热轧是无取向电工钢（NOES）获得最佳机械和磁性能的关键热机械加工步骤。根据硅和碳含量的不同，电工钢在热轧过程中可能会也可能不会发生奥氏体-铁素体相变，这就需要不同的工艺控制，因为奥氏体和铁素体在高温下表现出不同的流动应力。本文通过热压缩试验研究了硅含量分别为 1.3 和 3.2 wt%的两种无取向电工钢的高温流动行为。热变形温度范围为 850 至 1050 °C，应变速率范围为 0.01 至 1.0 s-1。测量到的应力-应变数据使用各种构成模型（结合优化技术）进行拟合，即约翰逊-库克模型、改进的约翰逊-库克模型、齐纳-霍洛蒙模型、亨塞尔-斯皮特尔模型、改进的亨塞尔-斯皮特尔模型和改进的泽里利-阿姆斯特朗模型。研究结果还与基于深度神经网络（DNN）的模型进行了比较。结果表明，在所有构成模型中，Hensel-Spittel 模型的平均绝对相对误差最小，而 DNN 模型可以在整个温度、应变率和应变范围内完美跟踪几乎所有的实验流动应力。

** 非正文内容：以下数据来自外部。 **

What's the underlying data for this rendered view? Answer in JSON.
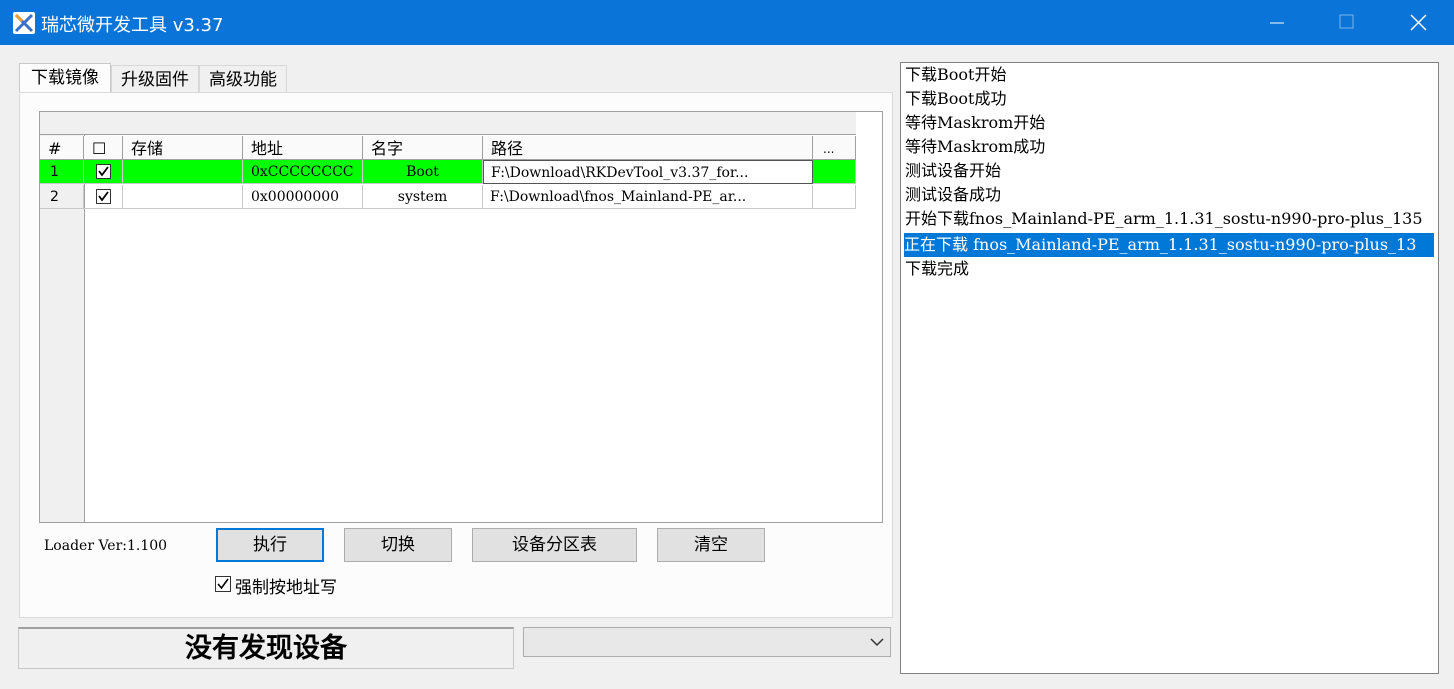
{
  "window": {
    "title": "瑞芯微开发工具 v3.37"
  },
  "tabs": [
    {
      "label": "下载镜像",
      "active": true
    },
    {
      "label": "升级固件",
      "active": false
    },
    {
      "label": "高级功能",
      "active": false
    }
  ],
  "table": {
    "headers": {
      "num": "#",
      "check": "☐",
      "storage": "存储",
      "address": "地址",
      "name": "名字",
      "path": "路径",
      "more": "..."
    },
    "rows": [
      {
        "num": "1",
        "checked": true,
        "storage": "",
        "address": "0xCCCCCCCC",
        "name": "Boot",
        "path": "F:\\Download\\RKDevTool_v3.37_for...",
        "highlight_color": "#00ff00"
      },
      {
        "num": "2",
        "checked": true,
        "storage": "",
        "address": "0x00000000",
        "name": "system",
        "path": "F:\\Download\\fnos_Mainland-PE_ar..."
      }
    ]
  },
  "loader_version": "Loader Ver:1.100",
  "buttons": {
    "run": "执行",
    "switch": "切换",
    "partition": "设备分区表",
    "clear": "清空"
  },
  "force_write": {
    "label": "强制按地址写",
    "checked": true
  },
  "status": "没有发现设备",
  "device_select": {
    "selected": ""
  },
  "log": [
    "下载Boot开始",
    "下载Boot成功",
    "等待Maskrom开始",
    "等待Maskrom成功",
    "测试设备开始",
    "测试设备成功",
    "开始下载fnos_Mainland-PE_arm_1.1.31_sostu-n990-pro-plus_135",
    "正在下载 fnos_Mainland-PE_arm_1.1.31_sostu-n990-pro-plus_13",
    "下载完成"
  ],
  "log_selected_index": 7,
  "colors": {
    "titlebar": "#0b74d8",
    "selection": "#0078d7",
    "boot_row": "#00ff00"
  }
}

本文章由计算机程序翻译，如有差异，请以英文原文为准。

查看原文本刊更多论文

Constitutive Modeling of High‐Temperature Deformation Behavior of Nonoriented Electrical Steels as Compared to Machine Learning

Hot rolling is a critical thermomechanical processing step for nonoriented electrical steel (NOES) to achieve optimal mechanical and magnetic properties. Depending on the silicon and carbon contents, the electrical steel may or may not undergo austenite–ferrite phase transformation during hot rolling, which requires different process controls as the austenite and ferrite show different flow stresses at high temperatures. Herein, the high‐temperature flow behaviors of two nonoriented electrical steels with silicon contents of 1.3 and 3.2 wt% are investigated through hot compression tests. The hot deformation temperature is varied from 850 to 1050 °C, and the strain rate is differentiated from 0.01 to 1.0 s−1. The measured stress‐strain data are fitted using various constitutive models (combined with optimization techniques), namely, Johnson–Cook, modified Johnson–Cook, Zener–Hollomon, Hensel–Spittel, modified Hensel–Spittel, and modified Zerilli–Armstrong. The results are also compared with a model based on deep neural network (DNN). It is shown that the Hensel–Spittel model results in the smallest average absolute relative error among all the constitutive models, and the DNN model can perfectly track almost all the experimental flow stresses over the entire ranges of temperature, strain rate, and strain.

求助全文

通过发布文献求助，成功后即可免费获取论文全文。去求助

来源期刊

Accounts of Chemical Research 化学-化学综合

CiteScore

31.40

自引率

1.10%

发文量

312

审稿时长

2 months

期刊介绍： Accounts of Chemical Research presents short, concise and critical articles offering easy-to-read overviews of basic research and applications in all areas of chemistry and biochemistry. These short reviews focus on research from the author’s own laboratory and are designed to teach the reader about a research project. In addition, Accounts of Chemical Research publishes commentaries that give an informed opinion on a current research problem. Special Issues online are devoted to a single topic of unusual activity and significance. Accounts of Chemical Research replaces the traditional article abstract with an article "Conspectus." These entries synopsize the research affording the reader a closer look at the content and significance of an article. Through this provision of a more detailed description of the article contents, the Conspectus enhances the article's discoverability by search engines and the exposure for the research.